Smolin and her husband adopted the girls before the Hague Convention was implemented and used an agency they believed took the proper steps to fully vet the orphanage and the girls. Smolin would not disclose the name of the agency she used.
"We talked to a lot of people and found a well-respected agency. We thought we asked all the right questions. In the nine months it took for the adoption to be completed there were some things that worried us. In retrospect, had we known more about how international adoptions work we would have put the brakes on. We thought only ethical agencies could be in business and we thought they had checked out everything. We had faith in the system," she said.
"By the time the girls arrived we knew that we had been lied to."
Baby Buying
The Smolins later learned that the two orphanages in which the girls had lived near in Hyderabad were implicated in a far-reaching scandal.
Beginning in 1996, several orphanages, including the one in which the girls were placed, were accused of baby buying and falsifying documents. By 2001, after several scandals in Andahr Pradesh, the Indian government had banned all adoptions from that region.

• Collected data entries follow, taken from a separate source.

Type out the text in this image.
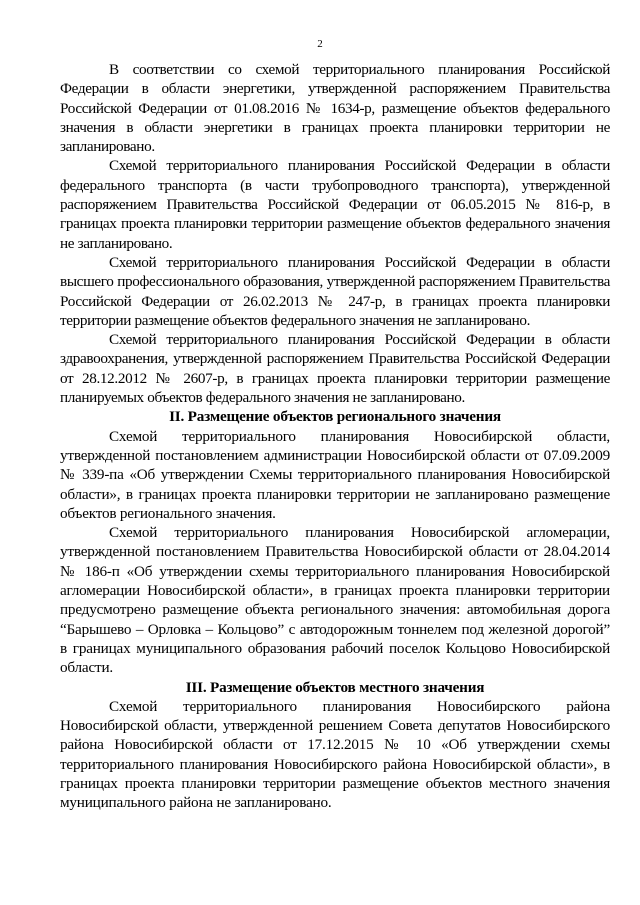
2

В соответствии со схемой территориального планирования Российской Федерации в области энергетики, утвержденной распоряжением Правительства Российской Федерации от 01.08.2016 № 1634-р, размещение объектов федерального значения в области энергетики в границах проекта планировки территории не запланировано.

Схемой территориального планирования Российской Федерации в области федерального транспорта (в части трубопроводного транспорта), утвержденной распоряжением Правительства Российской Федерации от 06.05.2015 № 816-р, в границах проекта планировки территории размещение объектов федерального значения не запланировано.

Схемой территориального планирования Российской Федерации в области высшего профессионального образования, утвержденной распоряжением Правительства Российской Федерации от 26.02.2013 № 247-р, в границах проекта планировки территории размещение объектов федерального значения не запланировано.

Схемой территориального планирования Российской Федерации в области здравоохранения, утвержденной распоряжением Правительства Российской Федерации от 28.12.2012 № 2607-р, в границах проекта планировки территории размещение планируемых объектов федерального значения не запланировано.

II. Размещение объектов регионального значения

Схемой территориального планирования Новосибирской области, утвержденной постановлением администрации Новосибирской области от 07.09.2009 № 339-па «Об утверждении Схемы территориального планирования Новосибирской области», в границах проекта планировки территории не запланировано размещение объектов регионального значения.

Схемой территориального планирования Новосибирской агломерации, утвержденной постановлением Правительства Новосибирской области от 28.04.2014 № 186-п «Об утверждении схемы территориального планирования Новосибирской агломерации Новосибирской области», в границах проекта планировки территории предусмотрено размещение объекта регионального значения: автомобильная дорога “Барышево – Орловка – Кольцово” с автодорожным тоннелем под железной дорогой” в границах муниципального образования рабочий поселок Кольцово Новосибирской области.

III. Размещение объектов местного значения

Схемой территориального планирования Новосибирского района Новосибирской области, утвержденной решением Совета депутатов Новосибирского района Новосибирской области от 17.12.2015 № 10 «Об утверждении схемы территориального планирования Новосибирского района Новосибирской области», в границах проекта планировки территории размещение объектов местного значения муниципального района не запланировано.
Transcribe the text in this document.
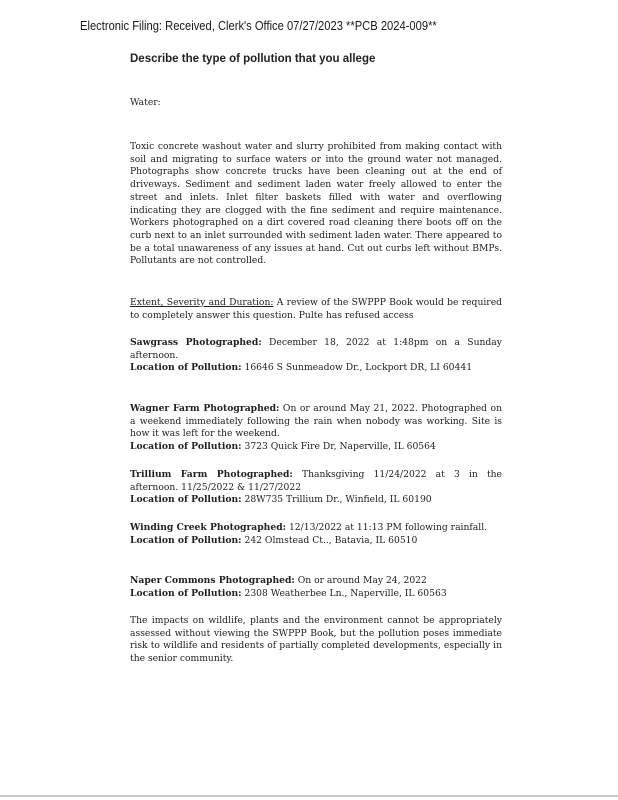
Electronic Filing: Received, Clerk's Office 07/27/2023 **PCB 2024-009**
Describe the type of pollution that you allege
Water:
Toxic concrete washout water and slurry prohibited from making contact with soil and migrating to surface waters or into the ground water not managed. Photographs show concrete trucks have been cleaning out at the end of driveways. Sediment and sediment laden water freely allowed to enter the street and inlets. Inlet filter baskets filled with water and overflowing indicating they are clogged with the fine sediment and require maintenance. Workers photographed on a dirt covered road cleaning there boots off on the curb next to an inlet surrounded with sediment laden water. There appeared to be a total unawareness of any issues at hand. Cut out curbs left without BMPs. Pollutants are not controlled.
Extent, Severity and Duration: A review of the SWPPP Book would be required to completely answer this question. Pulte has refused access

Sawgrass Photographed: December 18, 2022 at 1:48pm on a Sunday afternoon.

Location of Pollution: 16646 S Sunmeadow Dr., Lockport DR, LI 60441

Wagner Farm Photographed: On or around May 21, 2022. Photographed on a weekend immediately following the rain when nobody was working. Site is how it was left for the weekend.

Location of Pollution: 3723 Quick Fire Dr, Naperville, IL 60564

Trillium Farm Photographed: Thanksgiving 11/24/2022 at 3 in the afternoon. 11/25/2022 & 11/27/2022

Location of Pollution: 28W735 Trillium Dr., Winfield, IL 60190

Winding Creek Photographed: 12/13/2022 at 11:13 PM following rainfall.

Location of Pollution: 242 Olmstead Ct.., Batavia, IL 60510

Naper Commons Photographed: On or around May 24, 2022

Location of Pollution: 2308 Weatherbee Ln., Naperville, IL 60563

The impacts on wildlife, plants and the environment cannot be appropriately assessed without viewing the SWPPP Book, but the pollution poses immediate risk to wildlife and residents of partially completed developments, especially in the senior community.
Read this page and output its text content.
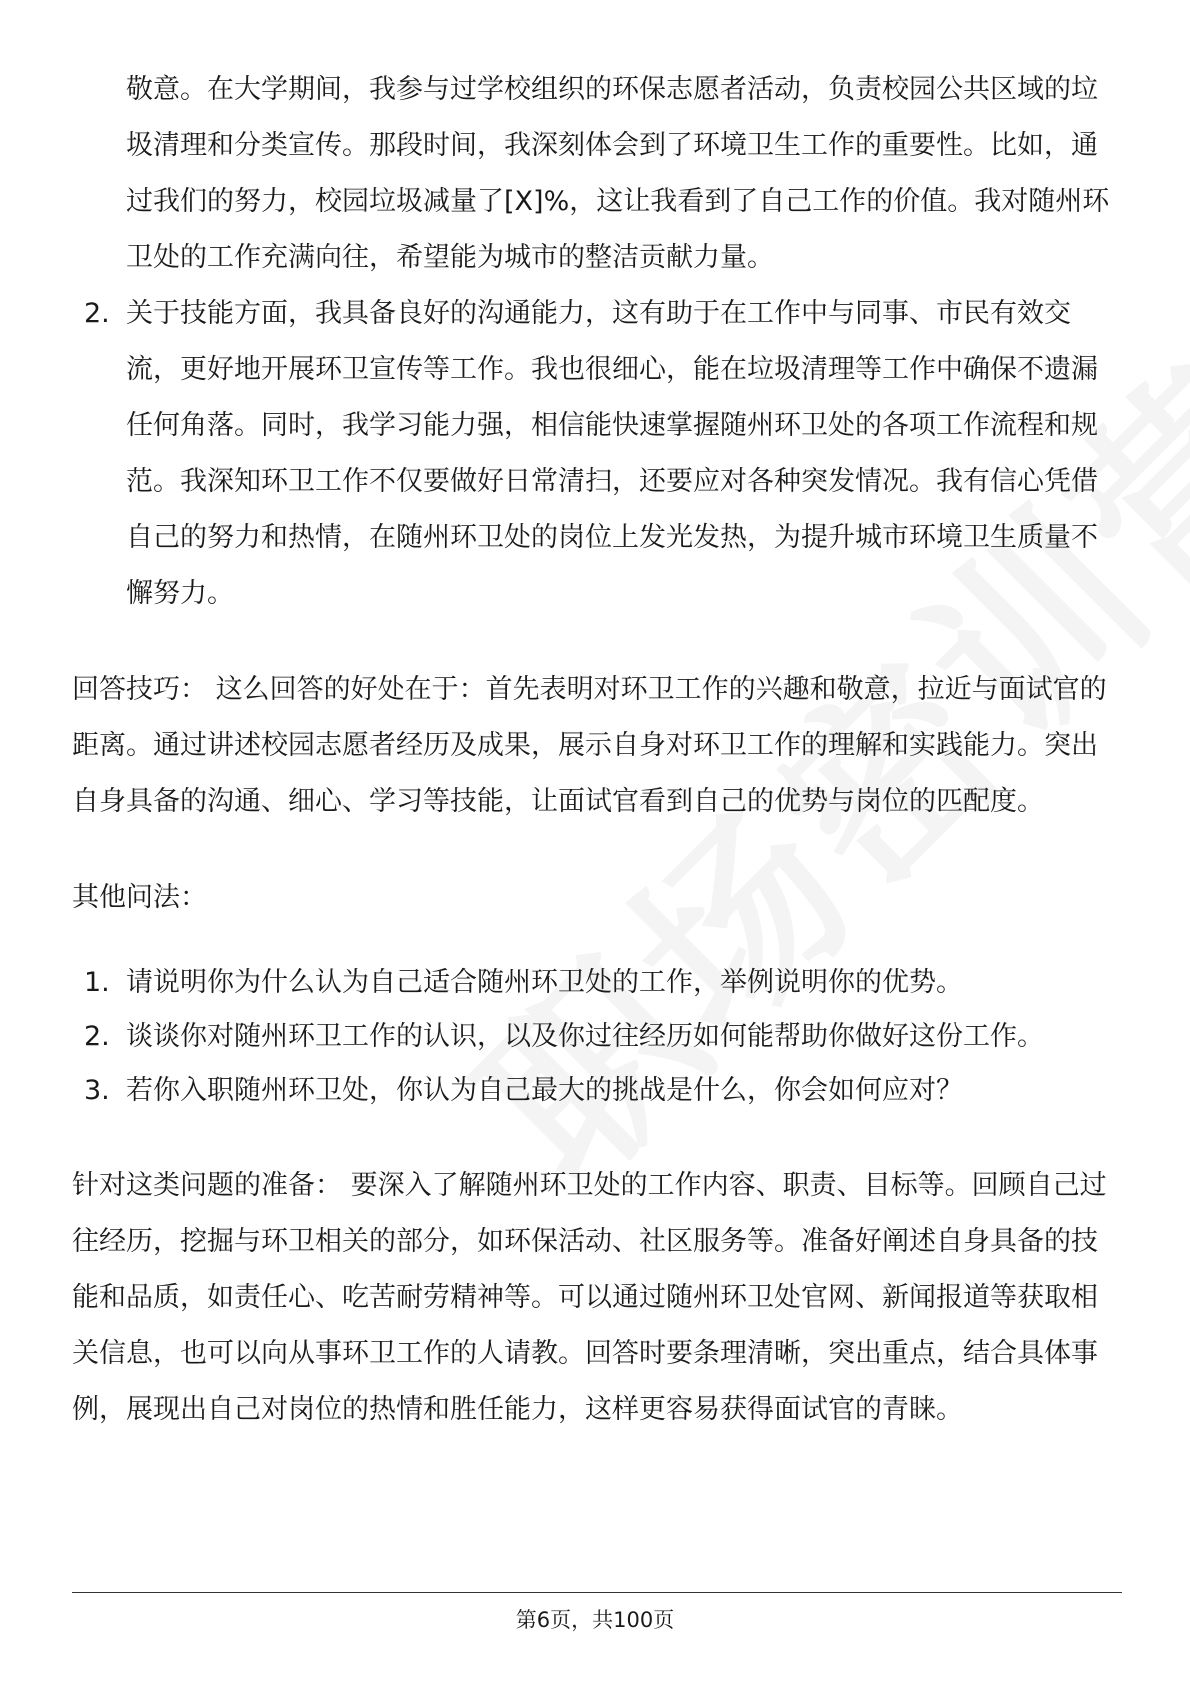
敬意。在大学期间，我参与过学校组织的环保志愿者活动，负责校园公共区域的垃圾清理和分类宣传。那段时间，我深刻体会到了环境卫生工作的重要性。比如，通过我们的努力，校园垃圾减量了[X]%，这让我看到了自己工作的价值。我对随州环卫处的工作充满向往，希望能为城市的整洁贡献力量。

2. 关于技能方面，我具备良好的沟通能力，这有助于在工作中与同事、市民有效交流，更好地开展环卫宣传等工作。我也很细心，能在垃圾清理等工作中确保不遗漏任何角落。同时，我学习能力强，相信能快速掌握随州环卫处的各项工作流程和规范。我深知环卫工作不仅要做好日常清扫，还要应对各种突发情况。我有信心凭借自己的努力和热情，在随州环卫处的岗位上发光发热，为提升城市环境卫生质量不懈努力。

回答技巧： 这么回答的好处在于：首先表明对环卫工作的兴趣和敬意，拉近与面试官的距离。通过讲述校园志愿者经历及成果，展示自身对环卫工作的理解和实践能力。突出自身具备的沟通、细心、学习等技能，让面试官看到自己的优势与岗位的匹配度。

其他问法：

1. 请说明你为什么认为自己适合随州环卫处的工作，举例说明你的优势。
2. 谈谈你对随州环卫工作的认识，以及你过往经历如何能帮助你做好这份工作。
3. 若你入职随州环卫处，你认为自己最大的挑战是什么，你会如何应对？

针对这类问题的准备： 要深入了解随州环卫处的工作内容、职责、目标等。回顾自己过往经历，挖掘与环卫相关的部分，如环保活动、社区服务等。准备好阐述自身具备的技能和品质，如责任心、吃苦耐劳精神等。可以通过随州环卫处官网、新闻报道等获取相关信息，也可以向从事环卫工作的人请教。回答时要条理清晰，突出重点，结合具体事例，展现出自己对岗位的热情和胜任能力，这样更容易获得面试官的青睐。

第6页，共100页
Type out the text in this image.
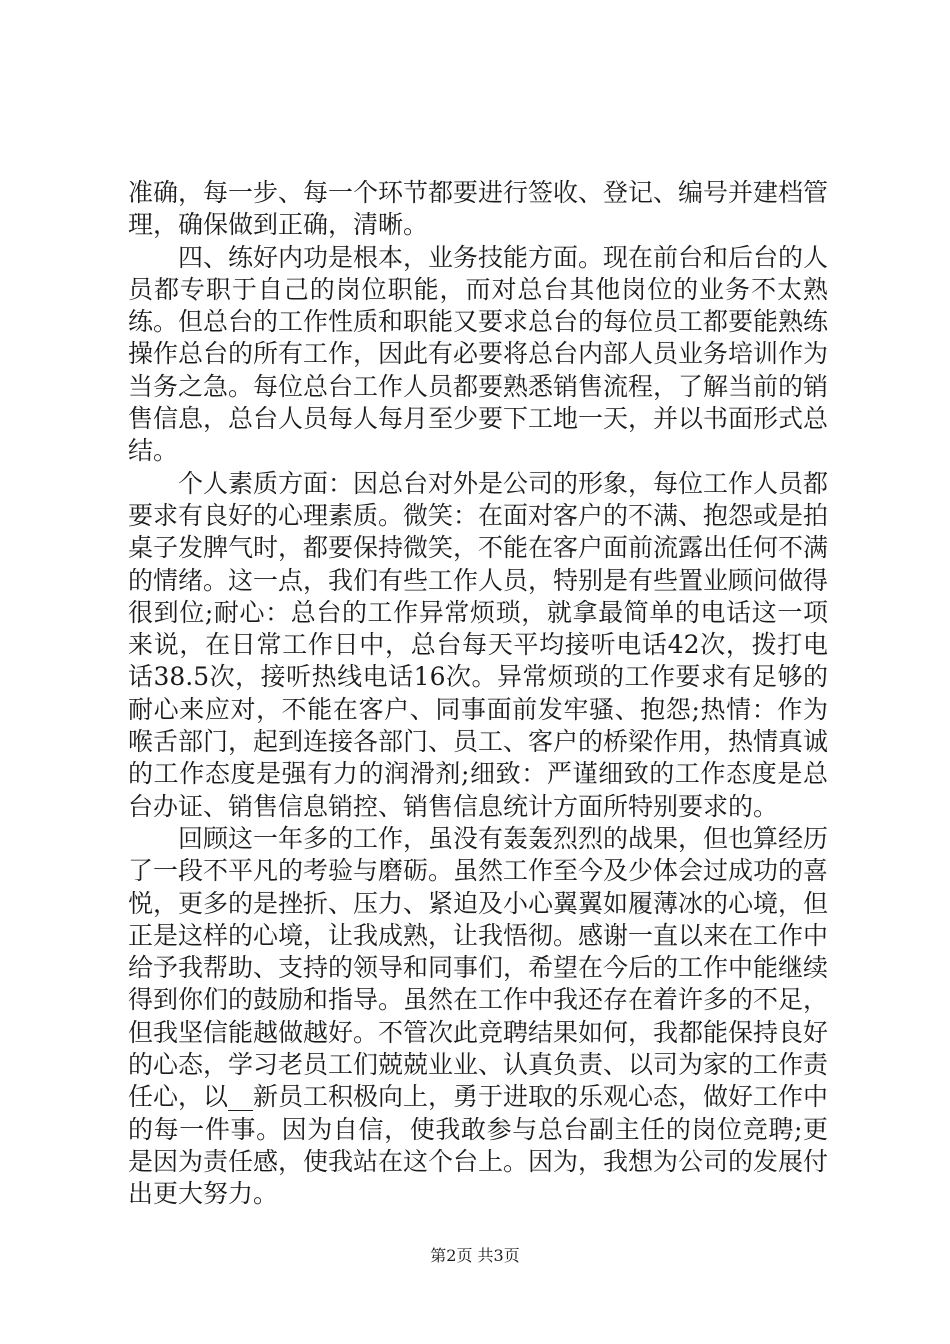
准确，每一步、每一个环节都要进行签收、登记、编号并建档管理，确保做到正确，清晰。

四、练好内功是根本，业务技能方面。现在前台和后台的人员都专职于自己的岗位职能，而对总台其他岗位的业务不太熟练。但总台的工作性质和职能又要求总台的每位员工都要能熟练操作总台的所有工作，因此有必要将总台内部人员业务培训作为当务之急。每位总台工作人员都要熟悉销售流程，了解当前的销售信息，总台人员每人每月至少要下工地一天，并以书面形式总结。

个人素质方面：因总台对外是公司的形象，每位工作人员都要求有良好的心理素质。微笑：在面对客户的不满、抱怨或是拍桌子发脾气时，都要保持微笑，不能在客户面前流露出任何不满的情绪。这一点，我们有些工作人员，特别是有些置业顾问做得很到位;耐心：总台的工作异常烦琐，就拿最简单的电话这一项来说，在日常工作日中，总台每天平均接听电话42次，拨打电话38.5次，接听热线电话16次。异常烦琐的工作要求有足够的耐心来应对，不能在客户、同事面前发牢骚、抱怨;热情：作为喉舌部门，起到连接各部门、员工、客户的桥梁作用，热情真诚的工作态度是强有力的润滑剂;细致：严谨细致的工作态度是总台办证、销售信息销控、销售信息统计方面所特别要求的。

回顾这一年多的工作，虽没有轰轰烈烈的战果，但也算经历了一段不平凡的考验与磨砺。虽然工作至今及少体会过成功的喜悦，更多的是挫折、压力、紧迫及小心翼翼如履薄冰的心境，但正是这样的心境，让我成熟，让我悟彻。感谢一直以来在工作中给予我帮助、支持的领导和同事们，希望在今后的工作中能继续得到你们的鼓励和指导。虽然在工作中我还存在着许多的不足，但我坚信能越做越好。不管次此竞聘结果如何，我都能保持良好的心态，学习老员工们兢兢业业、认真负责、以司为家的工作责任心，以__新员工积极向上，勇于进取的乐观心态，做好工作中的每一件事。因为自信，使我敢参与总台副主任的岗位竞聘;更是因为责任感，使我站在这个台上。因为，我想为公司的发展付出更大努力。

第2页 共3页
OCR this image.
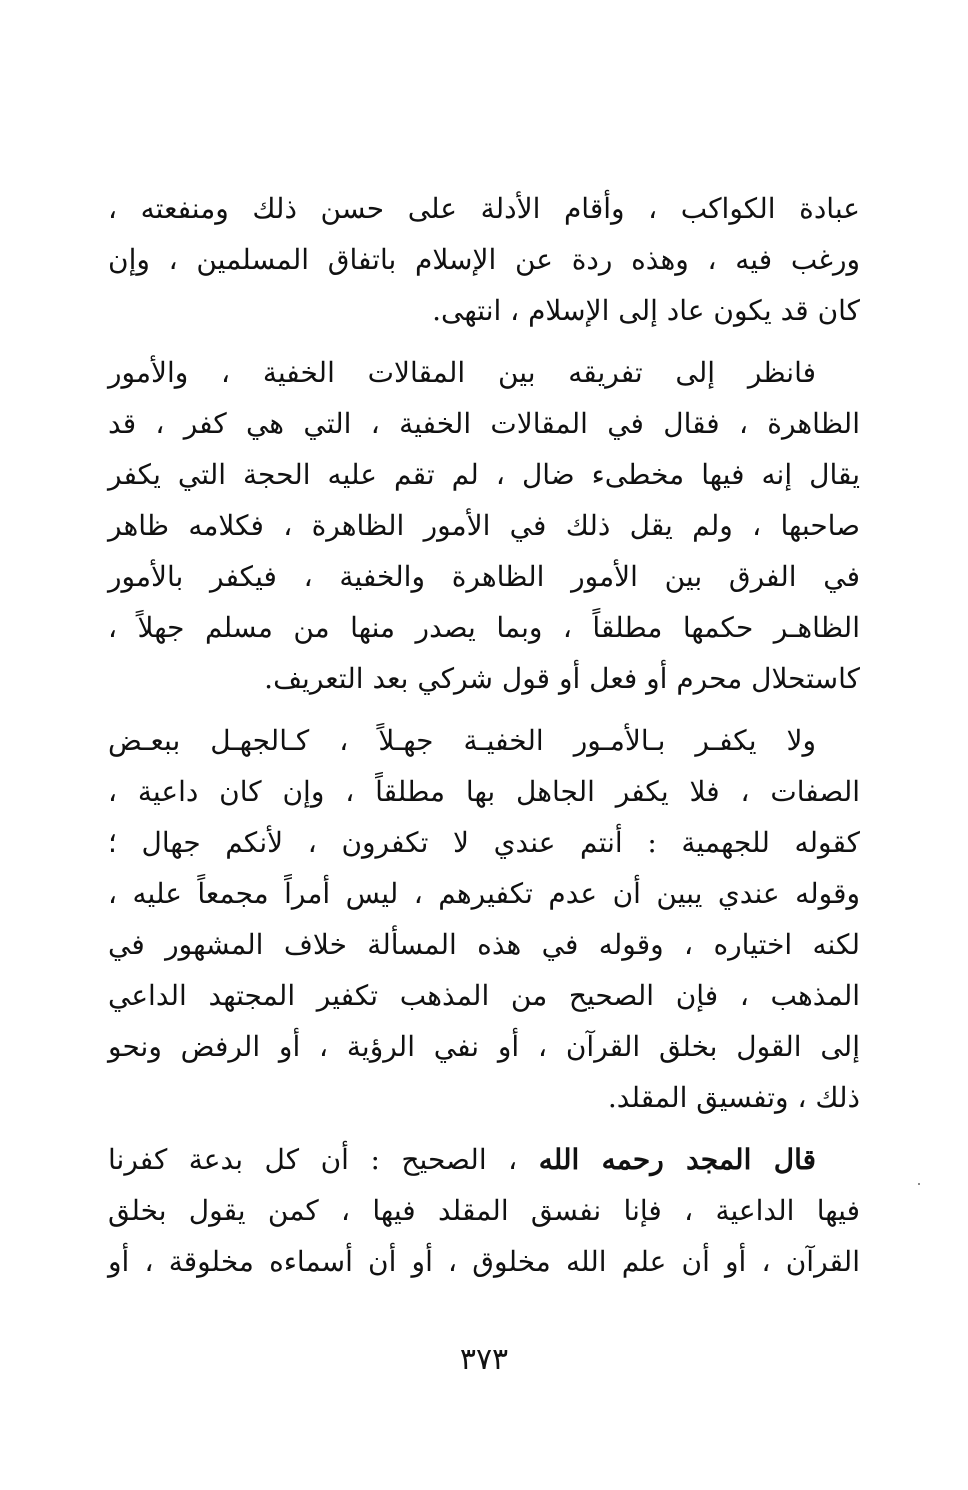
عبادة الكواكب ، وأقام الأدلة على حسن ذلك ومنفعته ،
ورغب فيه ، وهذه ردة عن الإسلام باتفاق المسلمين ، وإن
كان قد يكون عاد إلى الإسلام ، انتهى.
فانظر إلى تفريقه بين المقالات الخفية ، والأمور
الظاهرة ، فقال في المقالات الخفية ، التي هي كفر ، قد
يقال إنه فيها مخطىء ضال ، لم تقم عليه الحجة التي يكفر
صاحبها ، ولم يقل ذلك في الأمور الظاهرة ، فكلامه ظاهر
في الفرق بين الأمور الظاهرة والخفية ، فيكفر بالأمور
الظاهـر حكمها مطلقاً ، وبما يصدر منها من مسلم جهلاً ،
كاستحلال محرم أو فعل أو قول شركي بعد التعريف.
ولا يكفـر بـالأمـور الخفيـة جهـلاً ، كـالجهـل ببعـض
الصفات ، فلا يكفر الجاهل بها مطلقاً ، وإن كان داعية ،
كقوله للجهمية : أنتم عندي لا تكفرون ، لأنكم جهال ؛
وقوله عندي يبين أن عدم تكفيرهم ، ليس أمراً مجمعاً عليه ،
لكنه اختياره ، وقوله في هذه المسألة خلاف المشهور في
المذهب ، فإن الصحيح من المذهب تكفير المجتهد الداعي
إلى القول بخلق القرآن ، أو نفي الرؤية ، أو الرفض ونحو
ذلك ، وتفسيق المقلد.
قال المجد رحمه الله ، الصحيح : أن كل بدعة كفرنا
فيها الداعية ، فإنا نفسق المقلد فيها ، كمن يقول بخلق
القرآن ، أو أن علم الله مخلوق ، أو أن أسماءه مخلوقة ، أو
٣٧٣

Another American family's adopted Indian child who had lived with the girls at the orphanage revealed to her adoptive parents that the sisters had been stolen and unwillingly adopted.
When the Smolins confronted the girls, they broke down and admitted the story was true.
"The girls started crying and said the story was true. They had been threatened and forced to lie to the embassy official that interviewed them. Their mother had put them in an orphanage. It's not unusual for the poor to temporarily place their children in orphanages, which provide free education, housing, food and basic care, in a kind of boarding school setting."
When the family learned the truth, the girls had only been in the United States for six weeks. Immediately the family contacted the agency to conduct an investigation, but according to Smolin the agency did nothing of the kind.
"Had they investigated and found the mother we would have returned [the] girls. Instead, they denied the story could possibly be true," she said
"The agency said they had double-checked right before the adoption went through and the mother had relinquished the girls, but when we asked them to check again -- just six weeks later -- they said they could no longer find her. Some in the adoptive community said the kids had made the story up to make themselves feel better and that parents sometimes stage a scene when they relinquish the children to trick them. We were made to feel bad and told that we were looking for a problem because we weren't committed."
The State Department does not comment on specific cases, but Ethica, a nonprofit agency that tracks ethical and legal problems in international adoptions, as well as an Indian researcher involved in locating the girls' mother, confirmed the Smolins' story.
Of the nearly 20,000 children adopted annually from outside the United States, most are legitimate orphans in need of loving homes, said Adam Pertman, executive director of the Evan B. Donaldson Adoption Institute, an adoption policy think tank.